Law, Management, Accounting and Economics fields are eligible for the license
The Ministry of Finance and Economic Cooperation (MOFEC) tabled a draft directive to license tax agents to represent tax payers. The bill which was presented to the business community for consultation made Accounting, Management, Economics and Law Bachelor Degree holders eligible for the license.
Five years of experience at a tax agency job and possession of a business license to provide this service are among criteria needed to become a representative. ERCA is responsible for evaluating the competence of agents and monitoring their activities.
The agent will represent the clients regarding every aspect of tax related issues including declaring taxes, complaints and representing their interests.
The law was deemed necessary because tax payers wanted a professional to help them navigate the tax system.
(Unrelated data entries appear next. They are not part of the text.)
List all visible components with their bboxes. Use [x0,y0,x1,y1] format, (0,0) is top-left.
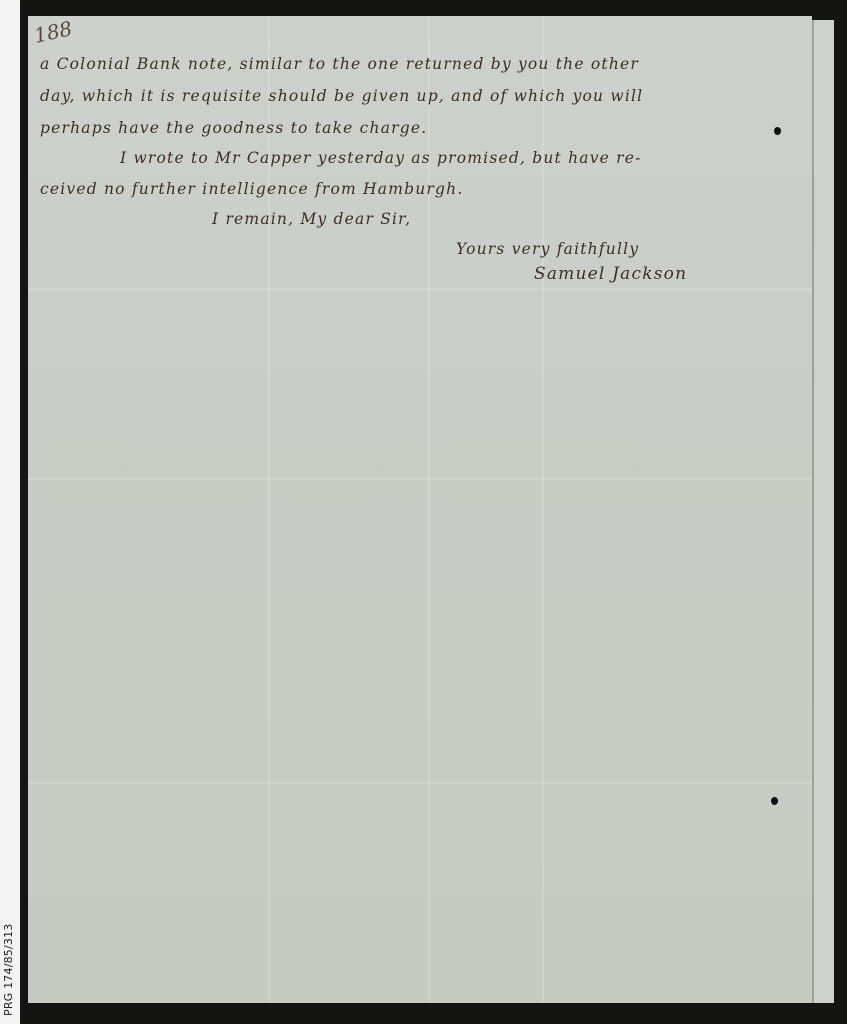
binding-hole [774,127,781,135]
letter-valediction: Yours very faithfully [456,240,639,258]
binding-hole [771,797,778,805]
letter-line: I wrote to Mr Capper yesterday as promis… [120,149,642,167]
letter-line: ceived no further intelligence from Hamb… [40,180,463,198]
archive-reference: PRG 174/85/313 [2,924,15,1017]
letter-closing: I remain, My dear Sir, [212,210,411,228]
letter-signature: Samuel Jackson [534,264,687,284]
letter-line: perhaps have the goodness to take charge… [40,119,427,137]
fold-crease [28,782,812,784]
letter-line: a Colonial Bank note, similar to the one… [40,55,639,73]
fold-crease [28,478,812,480]
fold-crease [28,288,812,290]
letter-line: day, which it is requisite should be giv… [40,87,643,105]
archive-label-strip: PRG 174/85/313 [0,0,20,1024]
folded-edge [812,20,834,1003]
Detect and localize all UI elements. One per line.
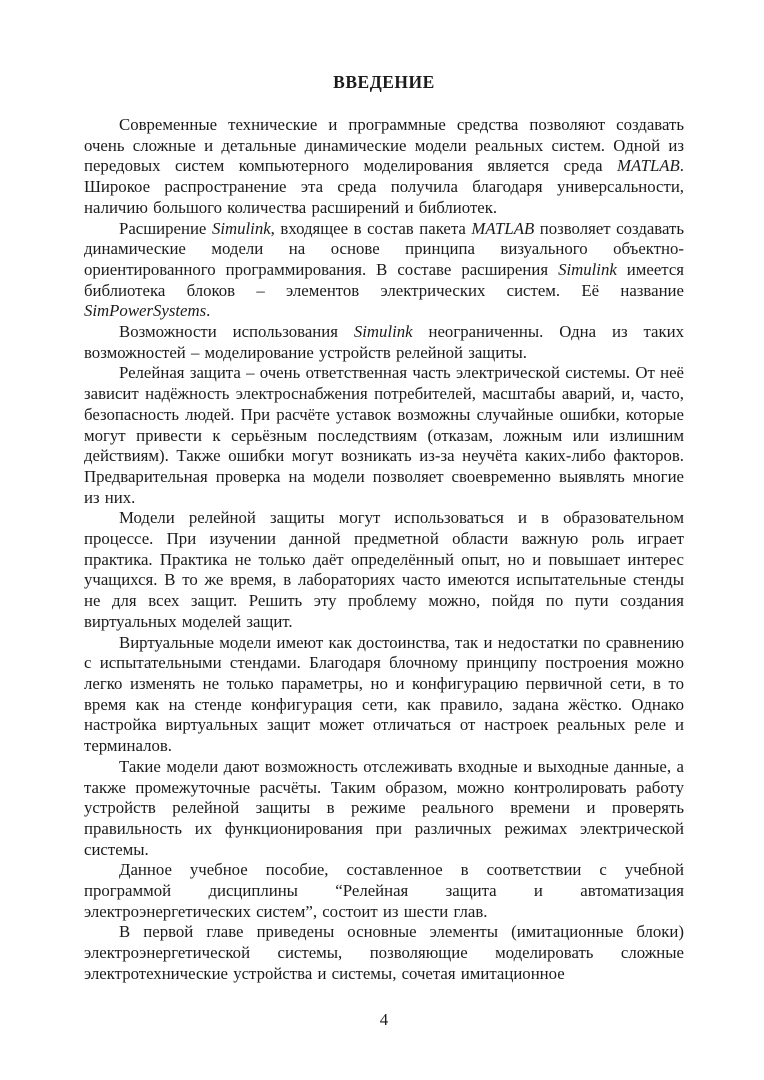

ERCA will give trainings prior to issuing a license to the agents followed by a written test. A candidate must score above 50% to get a competence certificate, according to the draft.
Two different levels of licenses are being presented by the draft where one is an agent who can represent every type of taxpayer and another is an agent which cannot represent Level A taxpayers.
The agents are prohibited from declining to answer clarification presented by the Authority, undertaking activities without renewing their license and undertaking agent activities which are not in the permitted levels and in addition, must follow other income tax laws.
The national Audit Board believes only accountants should be allowed to be tax agents and not other degree holders.
“If the role of the tax agent is limited to liaison responsibility we can agree but if the activity is extended to the entire financial activities it will be a regrettable decision by the government,” said Gashe Yemane Desta, CEO of the board.
Gashe believes that the application of the directive will incur additional cost to the tax payer who will be obliged to hire an auditor to do the financial work and to hire an agent to communicate with the Authority. He cited the United Sates’ experience of allowing agents from other professions because of the imbalance between the business community and professionals which he believes to be not the case in Ethiopia.
“There are enough accountants in Ethiopia which can do the professional work,” he said.
The bill also demanded a guarantee of 10,000 birr for a level one agent and 50,000 birr for level two agents.
The draft will come into effective after the Minister, Abraham Tekeste (PhD), of MoFEC signed its approval.